Annexins are a structurally related family of
calcium- and
phospholipid-
binding proteins that have been implicated in a broad range of molecular and cellular processes. The altered expression of individual
annexins has been implicated in
tumor development and progression. In this study the expression of
annexin A1 and
annexin A2 was studied by immunohistochemistry in intestinal-type sinonasal
adenocarcinoma using a study set of 57 intestinal-type sinonasal
adenocarcinomas represented on an intestinal-type sinonasal
adenocarcinoma tissue microarray to assess its potential role in the pathogenesis of these
tumors.
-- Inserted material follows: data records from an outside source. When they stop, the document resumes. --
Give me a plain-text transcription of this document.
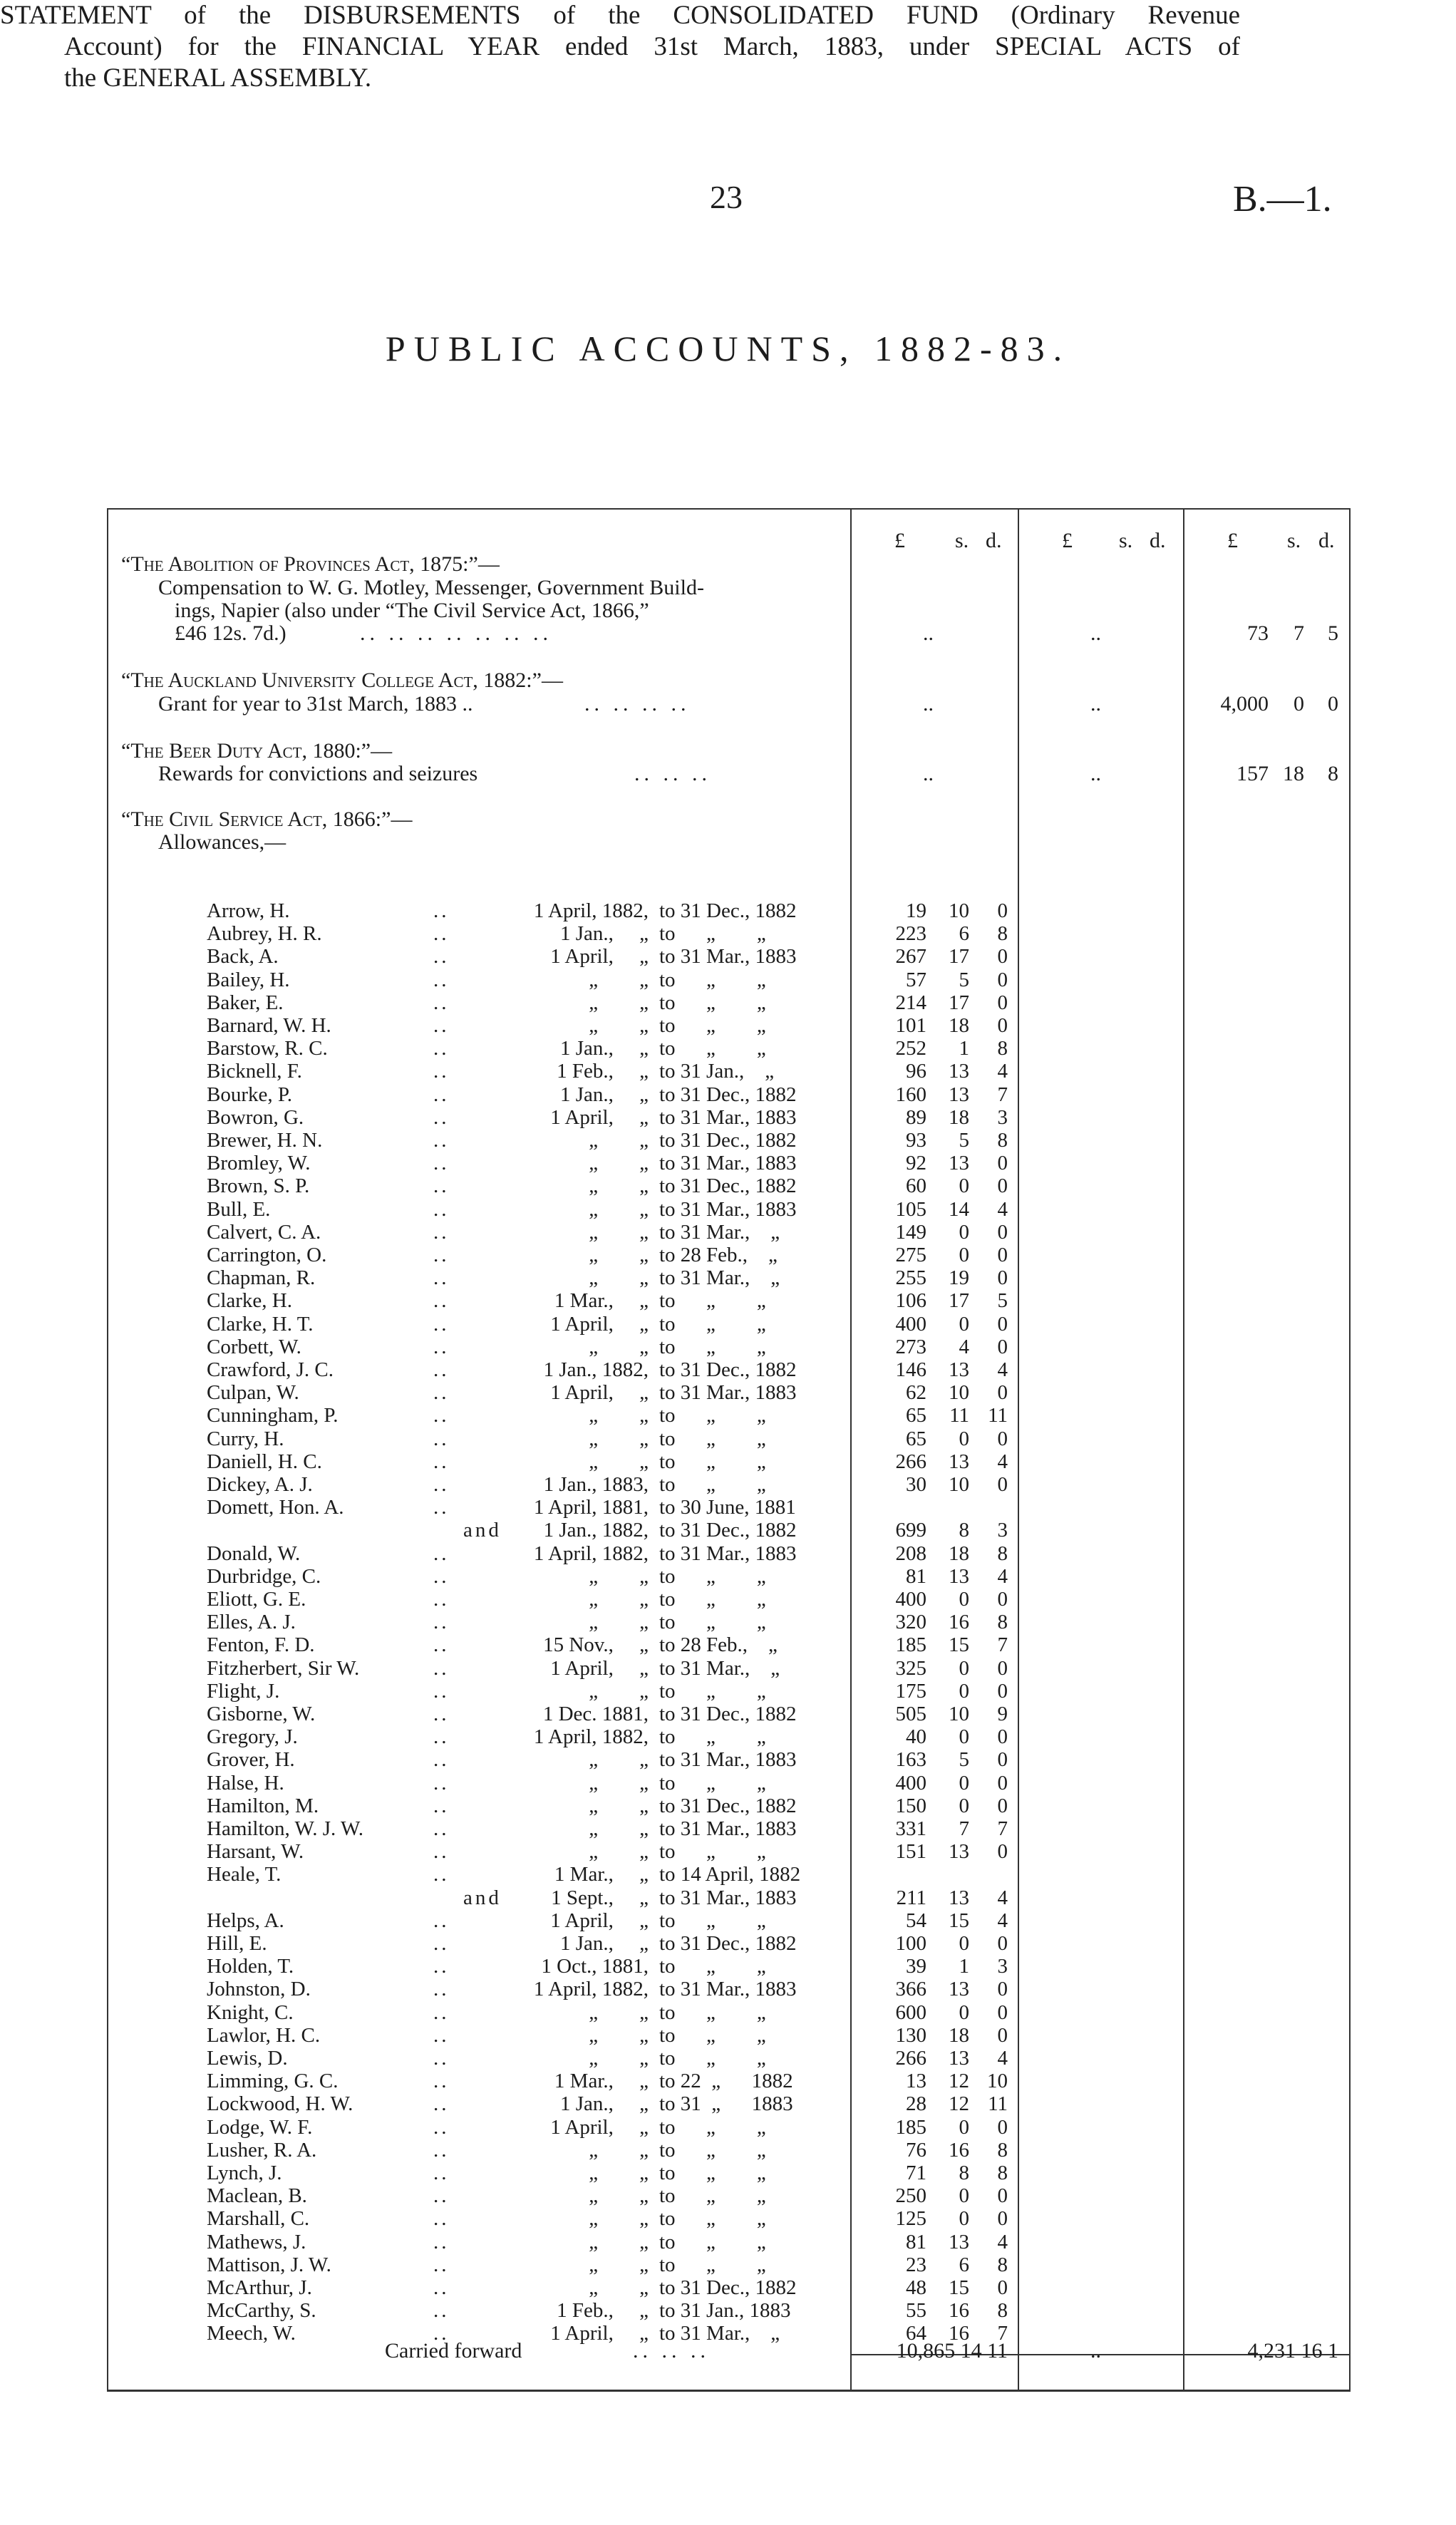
23	B.—1.
PUBLIC ACCOUNTS, 1882-83.
STATEMENT of the DISBURSEMENTS of the CONSOLIDATED FUND (Ordinary Revenue
Account) for the FINANCIAL YEAR ended 31st March, 1883, under SPECIAL ACTS of
the GENERAL ASSEMBLY.
£ s. d.	£ s. d.	£ s. d.
“The Abolition of Provinces Act, 1875:”—
Compensation to W. G. Motley, Messenger, Government Build-
ings, Napier (also under “The Civil Service Act, 1866,”
£46 12s. 7d.)	.. .. .. .. .. .. ..	..	..	73	7	5
“The Auckland University College Act, 1882:”—
Grant for year to 31st March, 1883 ..	.. .. .. ..	..	..	4,000	0	0
“The Beer Duty Act, 1880:”—
Rewards for convictions and seizures	.. .. ..	..	..	157 18	8
“The Civil Service Act, 1866:”—
Allowances,—
Arrow, H.	..	1 April, 1882, to 31 Dec., 1882	19	10	0
Aubrey, H. R.	..	1 Jan.,     „ to      „        „	223	6	8
Back, A.	..	1 April,     „ to 31 Mar., 1883	267	17	0
Bailey, H.	..	„        „ to      „        „	57	5	0
Baker, E.	..	„        „ to      „        „	214	17	0
Barnard, W. H.	..	„        „ to      „        „	101	18	0
Barstow, R. C.	..	1 Jan.,     „ to      „        „	252	1	8
Bicknell, F.	..	1 Feb.,     „ to 31 Jan.,    „	96	13	4
Bourke, P.	..	1 Jan.,     „ to 31 Dec., 1882	160	13	7
Bowron, G.	..	1 April,     „ to 31 Mar., 1883	89	18	3
Brewer, H. N.	..	„        „ to 31 Dec., 1882	93	5	8
Bromley, W.	..	„        „ to 31 Mar., 1883	92	13	0
Brown, S. P.	..	„        „ to 31 Dec., 1882	60	0	0
Bull, E.	..	„        „ to 31 Mar., 1883	105	14	4
Calvert, C. A.	..	„        „ to 31 Mar.,    „	149	0	0
Carrington, O.	..	„        „ to 28 Feb.,    „	275	0	0
Chapman, R.	..	„        „ to 31 Mar.,    „	255	19	0
Clarke, H.	..	1 Mar.,     „ to      „        „	106	17	5
Clarke, H. T.	..	1 April,     „ to      „        „	400	0	0
Corbett, W.	..	„        „ to      „        „	273	4	0
Crawford, J. C.	..	1 Jan., 1882, to 31 Dec., 1882	146	13	4
Culpan, W.	..	1 April,     „ to 31 Mar., 1883	62	10	0
Cunningham, P.	..	„        „ to      „        „	65	11 11
Curry, H.	..	„        „ to      „        „	65	0	0
Daniell, H. C.	..	„        „ to      „        „	266	13	4
Dickey, A. J.	..	1 Jan., 1883, to      „        „	30	10	0
Domett, Hon. A.	..	1 April, 1881, to 30 June, 1881
and	1 Jan., 1882, to 31 Dec., 1882	699	8	3
Donald, W.	..	1 April, 1882, to 31 Mar., 1883	208	18	8
Durbridge, C.	..	„        „ to      „        „	81	13	4
Eliott, G. E.	..	„        „ to      „        „	400	0	0
Elles, A. J.	..	„        „ to      „        „	320	16	8
Fenton, F. D.	..	15 Nov.,     „ to 28 Feb.,    „	185	15	7
Fitzherbert, Sir W.	..	1 April,     „ to 31 Mar.,    „	325	0	0
Flight, J.	..	„        „ to      „        „	175	0	0
Gisborne, W.	..	1 Dec. 1881, to 31 Dec., 1882	505	10	9
Gregory, J.	..	1 April, 1882, to      „        „	40	0	0
Grover, H.	..	„        „ to 31 Mar., 1883	163	5	0
Halse, H.	..	„        „ to      „        „	400	0	0
Hamilton, M.	..	„        „ to 31 Dec., 1882	150	0	0
Hamilton, W. J. W.	..	„        „ to 31 Mar., 1883	331	7	7
Harsant, W.	..	„        „ to      „        „	151	13	0
Heale, T.	..	1 Mar.,     „ to 14 April, 1882
and	1 Sept.,     „ to 31 Mar., 1883	211	13	4
Helps, A.	..	1 April,     „ to      „        „	54	15	4
Hill, E.	..	1 Jan.,     „ to 31 Dec., 1882	100	0	0
Holden, T.	..	1 Oct., 1881, to      „        „	39	1	3
Johnston, D.	..	1 April, 1882, to 31 Mar., 1883	366	13	0
Knight, C.	..	„        „ to      „        „	600	0	0
Lawlor, H. C.	..	„        „ to      „        „	130	18	0
Lewis, D.	..	„        „ to      „        „	266	13	4
Limming, G. C.	..	1 Mar.,     „ to 22  „      1882	13	12 10
Lockwood, H. W.	..	1 Jan.,     „ to 31  „      1883	28	12 11
Lodge, W. F.	..	1 April,     „ to      „        „	185	0	0
Lusher, R. A.	..	„        „ to      „        „	76	16	8
Lynch, J.	..	„        „ to      „        „	71	8	8
Maclean, B.	..	„        „ to      „        „	250	0	0
Marshall, C.	..	„        „ to      „        „	125	0	0
Mathews, J.	..	„        „ to      „        „	81	13	4
Mattison, J. W.	..	„        „ to      „        „	23	6	8
McArthur, J.	..	„        „ to 31 Dec., 1882	48	15	0
McCarthy, S.	..	1 Feb.,     „ to 31 Jan., 1883	55	16	8
Meech, W.	..	1 April,     „ to 31 Mar.,    „	64	16	7
Carried forward	.. .. ..	10,865 14 11	..	4,231 16 1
Our results showed that
annexin A1 expression was consistently lost in 52 (91%) intestinal-type sinonasal
adenocarcinomas, as compared with the normal epithelium. The expression of
annexin A2 was more heterogeneous, and only 19 (33%) cases showed
annexin A2 negative expression.
Annexin A2 expression was correlated with the histopathological type, being lower in the mucinous type (P = .022). The loss of
annexin A2 expression correlated with a reduced survival in univariate analysis (P = .004). However, the impact of
annexin A2 expression on patient survival could be an indirect consequence of its association with the histopathological type, since
annexin A2 expression was not found to be an independent predictor in multivariate analyses. These results suggest that
annexin A1 expression is frequently and commonly lost in intestinal-type sinonasal
adenocarcinoma development.
Annexin A2 expression is also reduced in intestinal-type sinonasal
adenocarcinoma, and this loss of expression is associated to the more aggressive histopathological types.